Vitex is a popular herb for balancing the menstrual cycle and resolving PMS. It likely acts on the pituitary gland in the brain, increasing the strength of the Luteinizing Hormone (LH) surge, which triggers ovulation. This in turn can strengthen ovulation and progesterone production in the luteal phase (when your ovaries have released the eggs and the endomtrium prepares to receive an embryo). It has also been shown to decrease abnormally high prolactin, thus improving hormone balance and ovarian function. This herb helps women with ovulation problems and women with luteal phase defect who have a short luteal phase or low progesterone production.
Maca has been used as a libido and fertility enhancing medicinal. It is indigenous to the Peruvian Andes and is a tuber (like a turnip). It acts as an adaptogen, helping the body cope during times of increased stress, but it may also affect androgens (testosterone) in both men and women. It is unclear if it affects actual levels of testosterone or just the receptor, but it has been shown in one very small study in males to improve semen parameters. Unfortunately, our only confirmatory data in females is limited to mice. In light of the effects on testosterone activity, however, this supplement may not be helpful for women with PCOS, which often is associated with elevated male sex hormones, like testosterone.
Cinnamon may improve fertility in both men and women. In Chinese medicine, cinnamon bark (the spice) is used to warm the interior and nourish yang energy, which must be abundant for fertility. Our best data on the effect of cinnamon in males is encouraging (improvement in semen parameters) but is too early (in mice) to offer reassurance. Studies have also demonstrated that cinnamon affects blood sugar balance and the insulin response, so it may be helpful for metabolic syndrome and women with PCOS as well.
Tribulus may be helpful for both male and female fertility. In women with irregular ovulation, especially due to PCOS, tribulus may help normalize the cycle and create predictable ovulation.
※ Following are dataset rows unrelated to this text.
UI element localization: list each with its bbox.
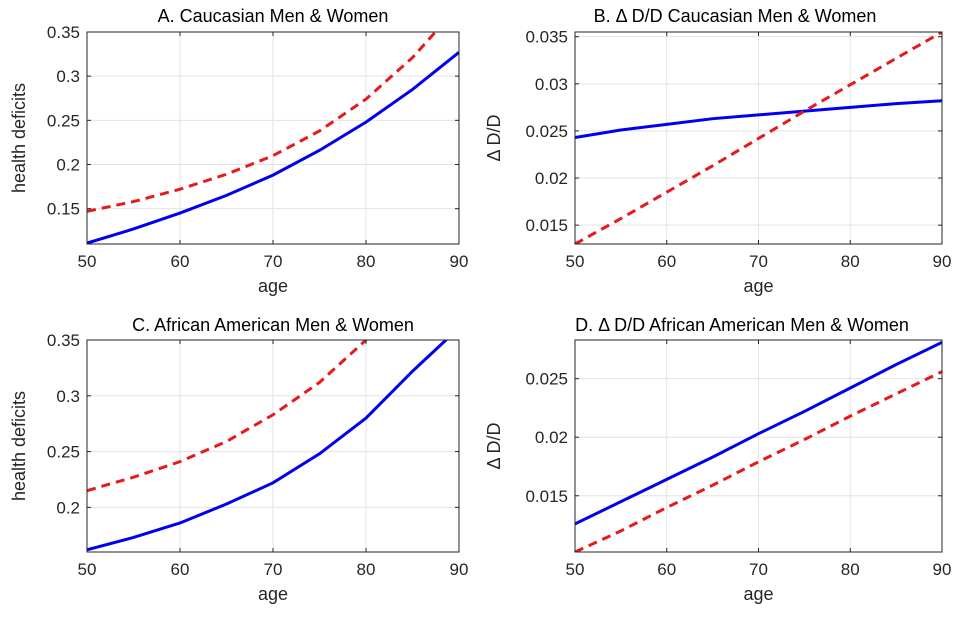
y-tick-label: 0.25 xyxy=(47,111,80,130)
series-line-1 xyxy=(87,51,459,244)
subplot-4: 50 60 70 80 90 0.015 0.02 0.025 D. Δ D/D African… xyxy=(484,315,951,604)
subplot-title: B. Δ D/D Caucasian Men & Women xyxy=(594,6,877,26)
x-axis-label: age xyxy=(258,584,288,604)
y-tick-label: 0.015 xyxy=(525,487,568,506)
subplot-title: A. Caucasian Men & Women xyxy=(158,6,389,26)
x-tick-label: 60 xyxy=(657,560,676,579)
y-tick-label: 0.15 xyxy=(47,200,80,219)
x-tick-label: 80 xyxy=(357,252,376,271)
series-line-1 xyxy=(87,340,449,552)
series-line-1 xyxy=(575,99,942,140)
y-tick-label: 0.03 xyxy=(535,75,568,94)
x-tick-label: 90 xyxy=(933,252,952,271)
subplot-title: D. Δ D/D African American Men & Women xyxy=(575,315,909,335)
subplot-title: C. African American Men & Women xyxy=(132,315,414,335)
x-tick-label: 70 xyxy=(264,252,283,271)
subplot-1: 50 60 70 80 90 0.15 0.2 0.25 0.3 0.35 A. Caucasian… xyxy=(9,6,469,296)
y-tick-label: 0.3 xyxy=(56,67,80,86)
y-tick-label: 0.015 xyxy=(525,216,568,235)
y-axis-label: health deficits xyxy=(9,391,29,501)
y-tick-label: 0.35 xyxy=(47,23,80,42)
series-line-2 xyxy=(87,32,438,213)
x-tick-label: 80 xyxy=(841,560,860,579)
subplot-2: 50 60 70 80 90 0.015 0.02 0.025 0.03 0.035 B. Δ D/… xyxy=(484,6,951,296)
y-tick-label: 0.025 xyxy=(525,370,568,389)
x-axis-label: age xyxy=(743,584,773,604)
x-tick-label: 90 xyxy=(450,560,469,579)
y-axis-label: health deficits xyxy=(9,83,29,193)
x-tick-label: 60 xyxy=(171,252,190,271)
y-tick-label: 0.35 xyxy=(47,331,80,350)
x-tick-label: 70 xyxy=(749,560,768,579)
x-tick-label: 70 xyxy=(749,252,768,271)
x-tick-label: 50 xyxy=(78,252,97,271)
x-tick-label: 90 xyxy=(933,560,952,579)
y-tick-label: 0.3 xyxy=(56,387,80,406)
y-tick-label: 0.02 xyxy=(535,169,568,188)
x-tick-label: 80 xyxy=(357,560,376,579)
y-tick-label: 0.035 xyxy=(525,28,568,47)
series-line-2 xyxy=(87,340,368,493)
series-line-1 xyxy=(575,340,942,526)
x-tick-label: 60 xyxy=(657,252,676,271)
y-axis-label: Δ D/D xyxy=(484,422,504,469)
subplot-3: 50 60 70 80 90 0.2 0.25 0.3 0.35 C. African Ameri… xyxy=(9,315,469,604)
y-axis-label: Δ D/D xyxy=(484,114,504,161)
y-tick-label: 0.2 xyxy=(56,498,80,517)
y-tick-label: 0.2 xyxy=(56,156,80,175)
series-line-2 xyxy=(575,32,942,244)
x-tick-label: 60 xyxy=(171,560,190,579)
x-tick-label: 70 xyxy=(264,560,283,579)
x-axis-label: age xyxy=(258,276,288,296)
y-tick-label: 0.025 xyxy=(525,122,568,141)
y-tick-label: 0.02 xyxy=(535,428,568,447)
x-tick-label: 80 xyxy=(841,252,860,271)
x-tick-label: 50 xyxy=(78,560,97,579)
y-tick-label: 0.25 xyxy=(47,443,80,462)
series-line-2 xyxy=(575,370,942,552)
x-tick-label: 50 xyxy=(566,560,585,579)
x-tick-label: 90 xyxy=(450,252,469,271)
x-tick-label: 50 xyxy=(566,252,585,271)
x-axis-label: age xyxy=(743,276,773,296)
One study showed it also increased conception rates (when both partners took it) in couples that had high levels of anti-sperm antibodies. That same study saw an improvement in the male’s sperm parameters, including motility, concentration, and volume.
While the data on herbal impact on success rates is encouraging, interpret it with caution.
Let your reproductive endocrinologist know if you are taking herbs. They may have concerns about its interaction with injectable hormones.
Let your acupuncturist know when and if you have begun injectible hormones.
Only take herbs provided to you by a trusted or vetted source. There is no regulatory oversight to ensure herbs have been safely processed.
Ensure your acupuncturist has the proper credentialing to prescribe herbs.